By: Noah Bryant
Big traps command respect from those around you. When someone walking toward you has traps that touch their ears I am betting you feel a little hint of intimidation. If you want a real world visual of the intimidating power of big traps, head to the zoo and check out the gorilla. They have the biggest, most beautiful traps in the animal kingdom.
We associate big traps with power partly due to the fact that most of the movements that grow our traps are big, powerful exercises. Look at history’s great deadlifters or Olympic lifters, what do they have in common? They all have massive, powerful traps!
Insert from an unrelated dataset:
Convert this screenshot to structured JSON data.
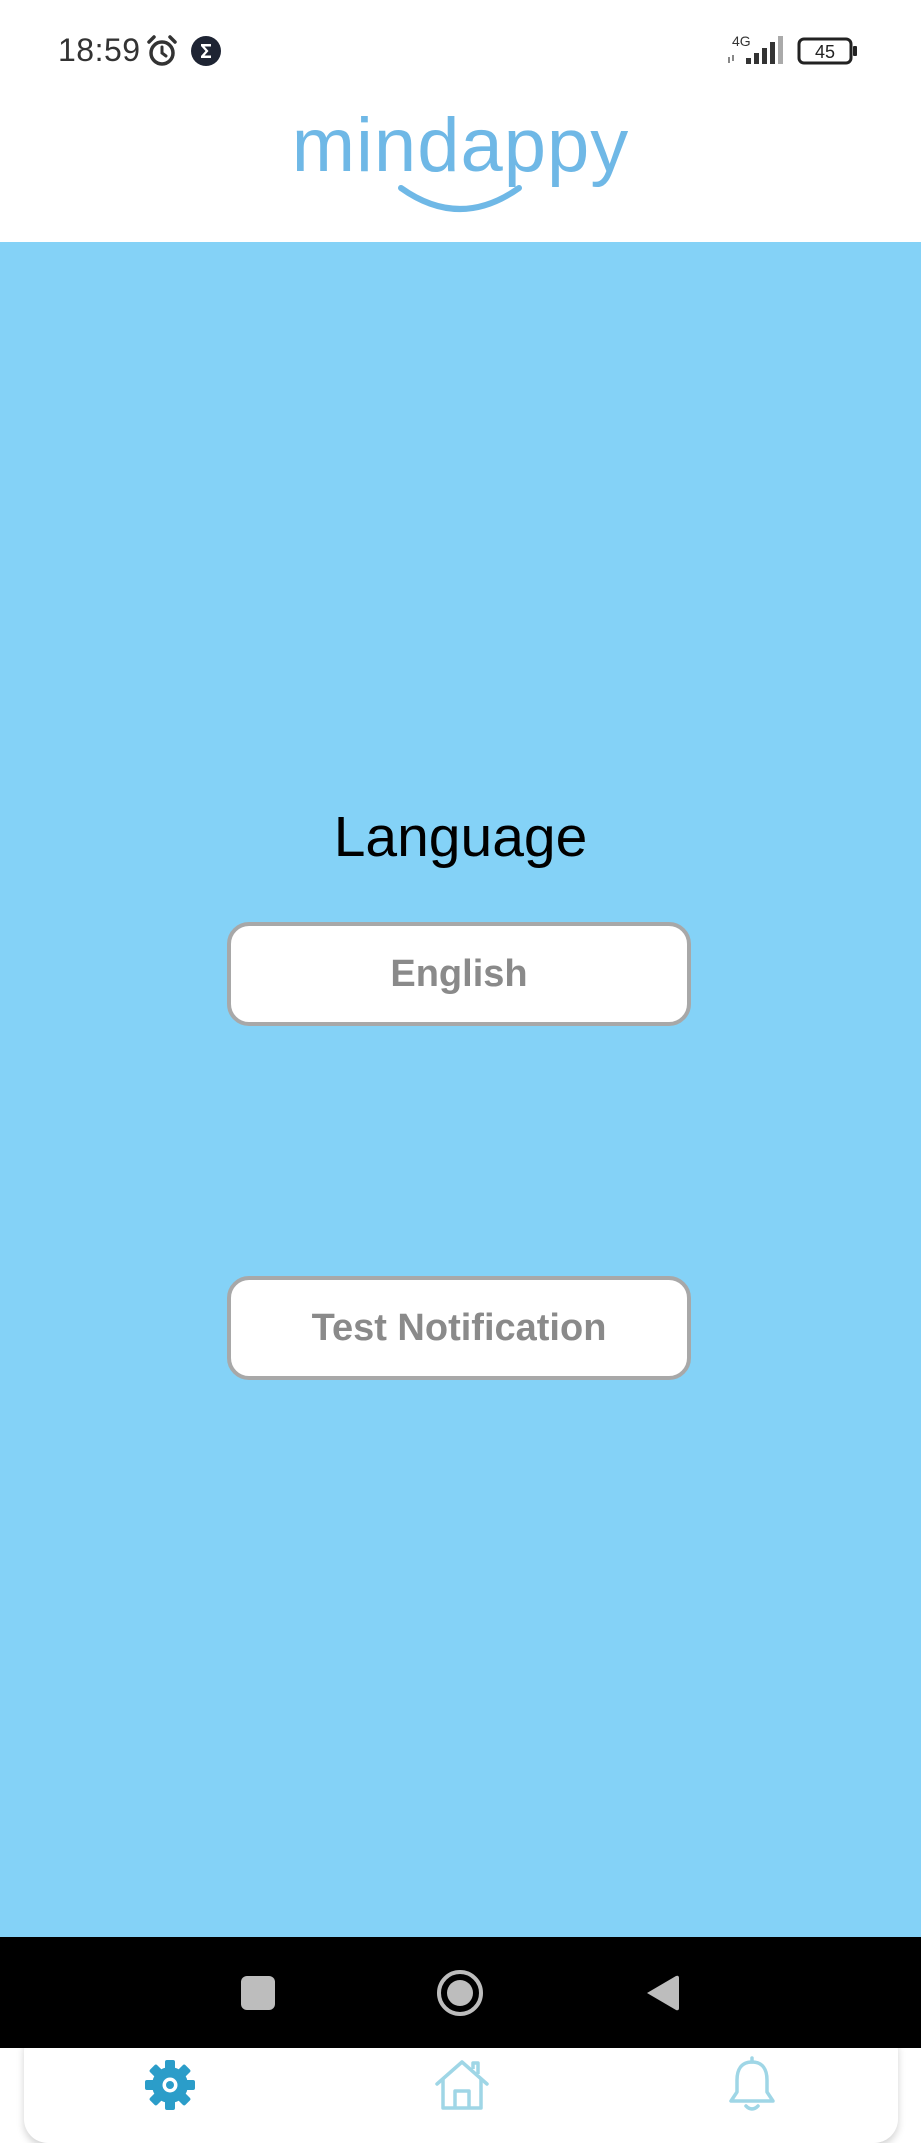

A lot of lifters are clueless when it comes to building gargantuan traps. They add in a few sets of dumbbell shrugs at the end of shoulder day and wonder why their traps won’t grow. But like anything in the Iron Kingdom, only hard work is gonna get you the results you want.
When most people think of traps, they envision the upper part of the trap, after all it’s what you see in the mirror. But the trapezius is one of the biggest muscles in the back. It runs longitudinally from the occipital bone (back of the skull) to the lower thoracic vertebrae (mid back.) That is a long muscle and one that needs a big stimulus to grow.
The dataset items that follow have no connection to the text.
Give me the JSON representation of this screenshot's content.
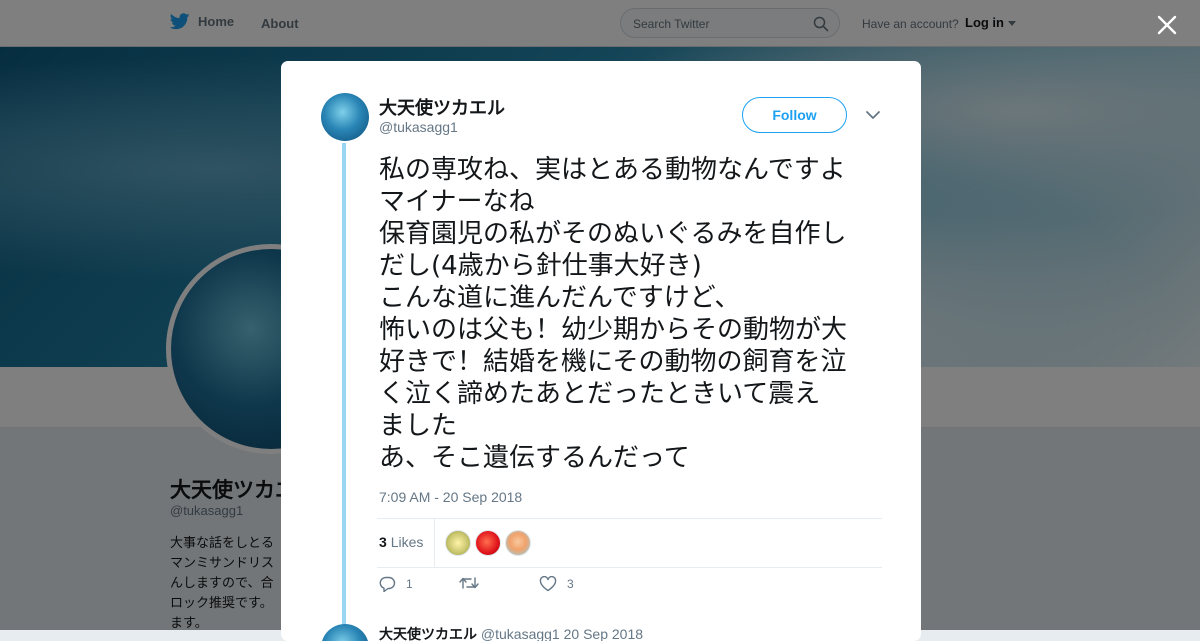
{
  "nav": {
    "home_label": "Home",
    "about_label": "About",
    "search_placeholder": "Search Twitter",
    "account_prompt": "Have an account?",
    "login_label": "Log in",
    "brand_color": "#1da1f2"
  },
  "profile": {
    "name": "大天使ツカエル",
    "handle": "@tukasagg1",
    "bio": "大事な話をしとる\nマンミサンドリス\nんしますので、合\nロック推奨です。\nます。"
  },
  "tweet": {
    "author_name": "大天使ツカエル",
    "author_handle": "@tukasagg1",
    "follow_label": "Follow",
    "lines": [
      "私の専攻ね、実はとある動物なんですよ",
      "マイナーなね",
      "保育園児の私がそのぬいぐるみを自作し",
      "だし(4歳から針仕事大好き)",
      "こんな道に進んだんですけど、",
      "怖いのは父も！幼少期からその動物が大",
      "好きで！結婚を機にその動物の飼育を泣",
      "く泣く諦めたあとだったときいて震え",
      "ました",
      "あ、そこ遺伝するんだって"
    ],
    "timestamp": "7:09 AM - 20 Sep 2018",
    "likes_count": "3",
    "likes_label": "Likes",
    "reply_count": "1",
    "retweet_count": "",
    "like_count": "3"
  },
  "next_tweet": {
    "author_name": "大天使ツカエル",
    "author_handle": "@tukasagg1",
    "date": "20 Sep 2018"
  }
}
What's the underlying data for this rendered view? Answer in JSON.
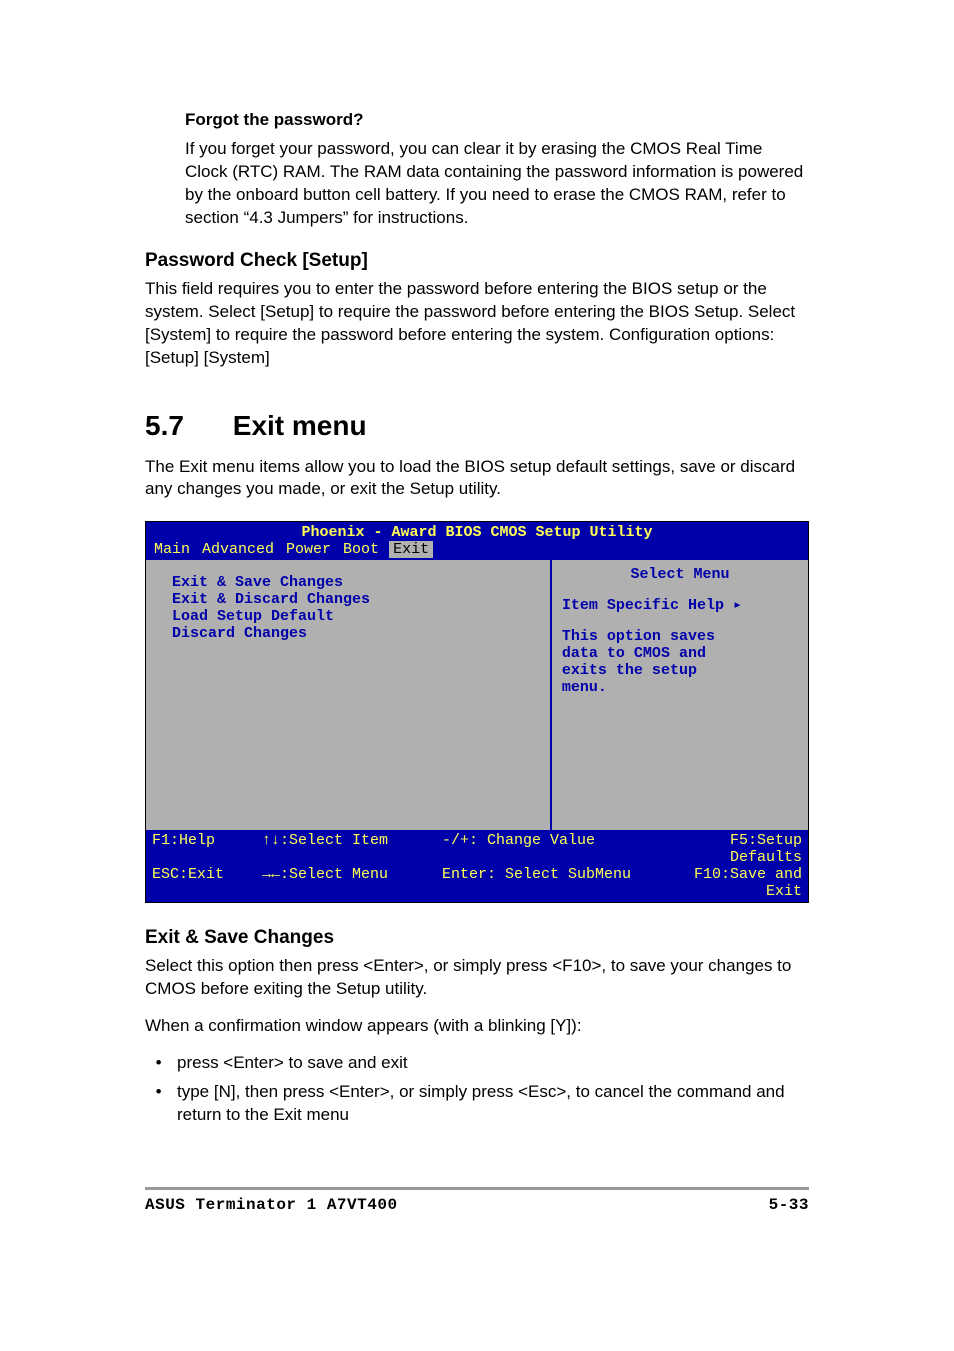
{
  "forgot": {
    "heading": "Forgot the password?",
    "text": "If you forget your password, you can clear it by erasing the CMOS Real Time Clock (RTC) RAM. The RAM data containing the password information is powered by the onboard button cell battery. If you need to erase the CMOS RAM, refer to section “4.3 Jumpers” for instructions."
  },
  "password_check": {
    "heading": "Password Check [Setup]",
    "text": "This field requires you to enter the password before entering the BIOS setup or the system. Select [Setup] to require the password before entering the BIOS Setup. Select [System] to require the password before entering the system. Configuration options: [Setup] [System]"
  },
  "exit_menu": {
    "num": "5.7",
    "title": "Exit menu",
    "intro": "The Exit menu items allow you to load the BIOS setup default settings, save or discard any changes you made, or exit the Setup utility."
  },
  "bios": {
    "title": "Phoenix - Award BIOS CMOS Setup Utility",
    "tabs": {
      "main": "Main",
      "advanced": "Advanced",
      "power": "Power",
      "boot": "Boot",
      "exit": "Exit"
    },
    "items": {
      "a": "Exit & Save Changes",
      "b": "Exit & Discard Changes",
      "c": "Load Setup Default",
      "d": "Discard Changes"
    },
    "right": {
      "title": "Select Menu",
      "help_label": "Item Specific Help",
      "help_line1": "This option saves",
      "help_line2": "data to CMOS and",
      "help_line3": "exits the setup",
      "help_line4": "menu."
    },
    "footer": {
      "r1c1": "F1:Help",
      "r1c2": "↑↓:Select Item",
      "r1c3": "-/+: Change Value",
      "r1c4": "F5:Setup Defaults",
      "r2c1": "ESC:Exit",
      "r2c2": "→←:Select Menu",
      "r2c3": "Enter: Select SubMenu",
      "r2c4": "F10:Save and Exit"
    }
  },
  "exit_save": {
    "heading": "Exit & Save Changes",
    "p1": "Select this option then press <Enter>, or simply press <F10>, to save your changes to CMOS before exiting the Setup utility.",
    "p2": "When a confirmation window appears (with a blinking [Y]):",
    "b1": "press <Enter> to save and exit",
    "b2": "type [N], then press <Enter>, or simply press <Esc>, to cancel the command and return to the Exit menu"
  },
  "footer": {
    "left": "ASUS Terminator 1 A7VT400",
    "right": "5-33"
  }
}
BEST EXERCISES FOR TRAP DEVELOPMENT
One needs only to look at an accomplished Olympic lifter to see the effect the clean has on the traps. The clean works the traps in a couple different ways; during the first pull you want a tight upper back, this is accomplished by squeezing your scapulae together. Scapular retraction is a great lower/mid trapezius exercise. In addition, during the second pull of the clean a shrug motion is performed completing your full extension, working the upper part of the trapezius muscle. If cleans are not something you want to take the time to learn, just do clean high pulls.
During a deadlift, the hips and legs work to lift the bar from the ground. The trapezius muscles (along with other muscles in the back) contract isometrically to keep a straight back. The traps also help you keep your chest up, which is critical to completing the deadlift.
Rack Pull Shrugs
To perform this exercise set the safety pins in the squat rack at knee level. Load the bar with HEAVY weight, 100-120% of your deadlift 1RM. If grip strength is an issue, strap up for this exercise. Try to emulate your deadlift position as closely as you can. Pull the bar up to lockout and then shrug the weight, all in one motion. This will work the traps both isometrically during the rack pull and concentrically during the shrug.
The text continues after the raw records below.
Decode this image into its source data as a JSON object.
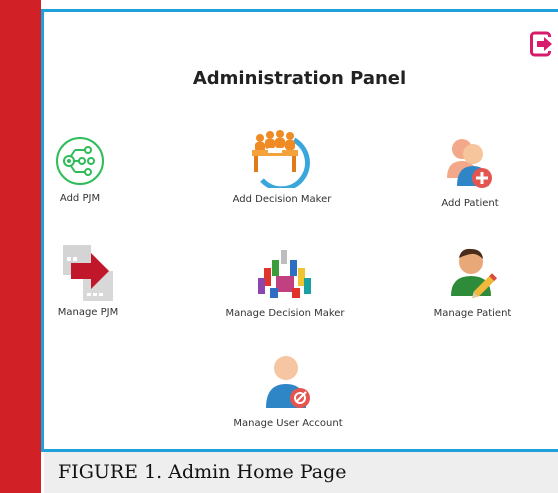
{
  "panel": {
    "title": "Administration Panel",
    "logout_icon": "logout-icon"
  },
  "tiles": [
    {
      "label": "Add PJM",
      "icon": "pjm-network-icon"
    },
    {
      "label": "Add Decision Maker",
      "icon": "team-meeting-icon"
    },
    {
      "label": "Add Patient",
      "icon": "add-user-icon"
    },
    {
      "label": "Manage PJM",
      "icon": "transfer-arrow-icon"
    },
    {
      "label": "Manage Decision Maker",
      "icon": "people-group-icon"
    },
    {
      "label": "Manage Patient",
      "icon": "user-edit-icon"
    },
    {
      "label": "Manage User Account",
      "icon": "user-settings-icon"
    }
  ],
  "caption": "FIGURE 1. Admin Home Page",
  "colors": {
    "accent_red": "#d22027",
    "accent_blue": "#1fa0d8",
    "logout_magenta": "#d81b6a"
  }
}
This is a classic bodybuilding exercise to work the upper trapezius (the part we see in the mirror.) Load the bar with a heavy weight (75-80% of deadlift 1RM) and shrug your shoulders straight up to your ears. Don’t roll the shoulders back, simply shrug them straight up, and think about touching your shoulders to your ears. Do this exercise for higher reps (somewhere in the 10-20 rep range.) This is a great isolation exercise for the upper traps.
If big traps are your goal, try out these exercises and watch your traps grow into something that will garner respect and admiration from your fellow gym rat.